There, dearest, take this, all this bitter wine of me poured out until I feel in myself only the dregs left: and still in them is the fire and the suffering.

No: but I will be better: it is better to have known you than not. Give me time, dearest, to get you to heart again! I cannot leave you like this: not with such words as these for "good-night!"

Oh, dear face, dear unforgetable lost face, my soul strains up to look for you through the blind eyes that have been left to torment me because they can never behold you. Very often I have seen you looking grieved, shutting away some sorrow in yourself quietly: but never once angry or impatient at any of the small follies of men. Come, then, and look at me patiently now! I am your blind girl: I must cry out because I cannot see you.
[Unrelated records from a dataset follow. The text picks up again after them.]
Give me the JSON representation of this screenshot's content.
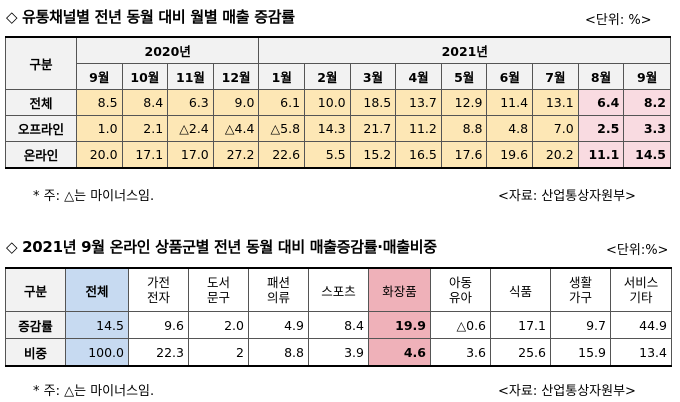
{
  "section1": {
    "title": "◇ 유통채널별 전년 동월 대비 월별 매출 증감률",
    "unit": "<단위: %>",
    "corner": "구분",
    "year_2020": "2020년",
    "year_2021": "2021년",
    "months": [
      "9월",
      "10월",
      "11월",
      "12월",
      "1월",
      "2월",
      "3월",
      "4월",
      "5월",
      "6월",
      "7월",
      "8월",
      "9월"
    ],
    "rows": [
      {
        "label": "전체",
        "values": [
          "8.5",
          "8.4",
          "6.3",
          "9.0",
          "6.1",
          "10.0",
          "18.5",
          "13.7",
          "12.9",
          "11.4",
          "13.1",
          "6.4",
          "8.2"
        ]
      },
      {
        "label": "오프라인",
        "values": [
          "1.0",
          "2.1",
          "△2.4",
          "△4.4",
          "△5.8",
          "14.3",
          "21.7",
          "11.2",
          "8.8",
          "4.8",
          "7.0",
          "2.5",
          "3.3"
        ]
      },
      {
        "label": "온라인",
        "values": [
          "20.0",
          "17.1",
          "17.0",
          "27.2",
          "22.6",
          "5.5",
          "15.2",
          "16.5",
          "17.6",
          "19.6",
          "20.2",
          "11.1",
          "14.5"
        ]
      }
    ],
    "note": "* 주: △는 마이너스임.",
    "source": "<자료: 산업통상자원부>"
  },
  "section2": {
    "title": "◇ 2021년 9월 온라인 상품군별 전년 동월 대비 매출증감률·매출비중",
    "unit": "<단위:%>",
    "headers": [
      "구분",
      "전체",
      "가전\n전자",
      "도서\n문구",
      "패션\n의류",
      "스포츠",
      "화장품",
      "아동\n유아",
      "식품",
      "생활\n가구",
      "서비스\n기타"
    ],
    "rows": [
      {
        "label": "증감률",
        "values": [
          "14.5",
          "9.6",
          "2.0",
          "4.9",
          "8.4",
          "19.9",
          "△0.6",
          "17.1",
          "9.7",
          "44.9"
        ]
      },
      {
        "label": "비중",
        "values": [
          "100.0",
          "22.3",
          "2",
          "8.8",
          "3.9",
          "4.6",
          "3.6",
          "25.6",
          "15.9",
          "13.4"
        ]
      }
    ],
    "note": "* 주: △는 마이너스임.",
    "source": "<자료: 산업통상자원부>"
  }
}
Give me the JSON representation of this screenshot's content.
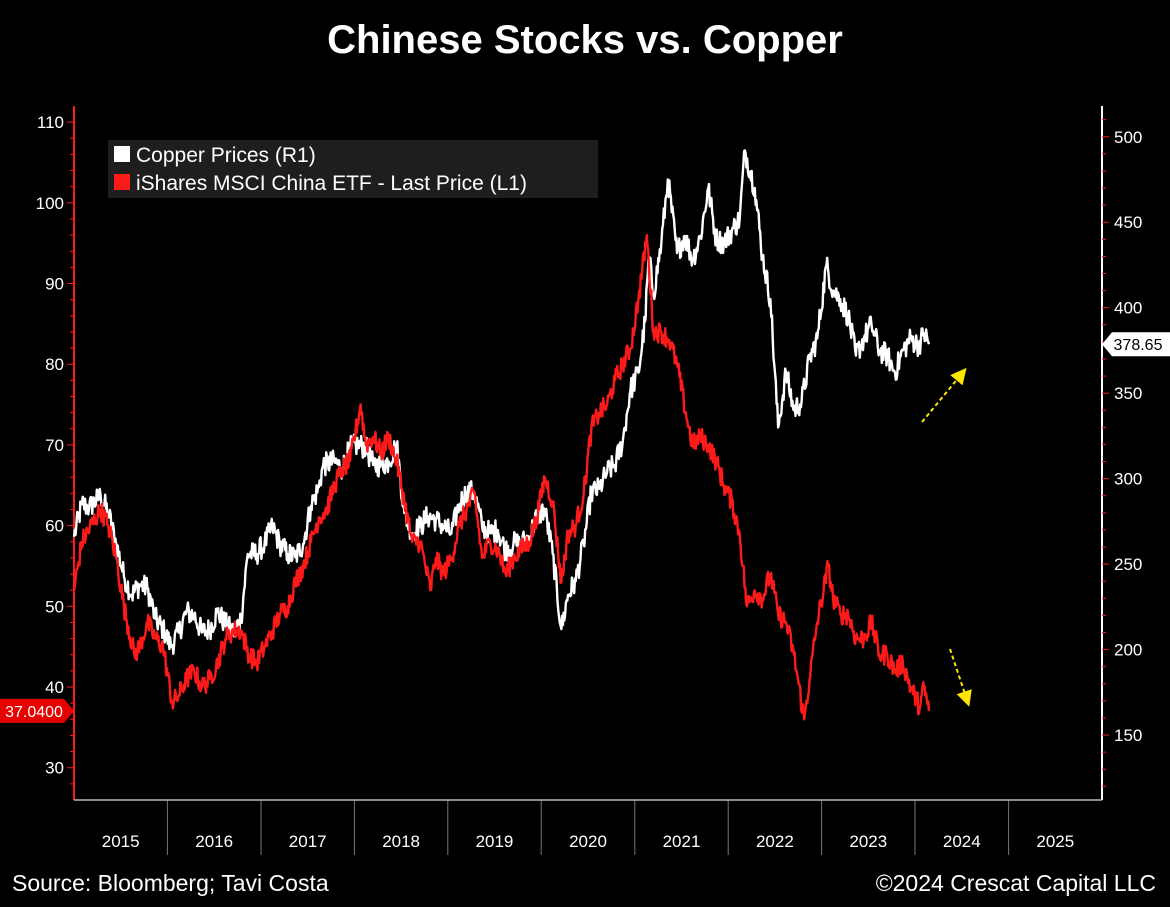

Only make me believe that you yet think of me as, when you so unbelievably separated us, you said you had always found me—"the dearest and most true-hearted woman a man could pray to meet." Beloved, if in your heart I am still that, separation does not matter. I can wait, I can wait.

I kiss your feet: even to-morrow may bring the light. God bless you! I pray it more than ever; because to me to-night has been so very dark.


LETTER LXXIX.

Dearest: I have not written to you for three weeks. At last I am better again. You seem to have been waiting for me here: always wondering when I would come back. I do come back, you see.

Dear heart, how are you? I kiss your feet; you are my one only happiness, my great one. Words are too cold and cruel to write anything for me. Picture me: I am too weak to write more, but I have written this, and am so much better for it.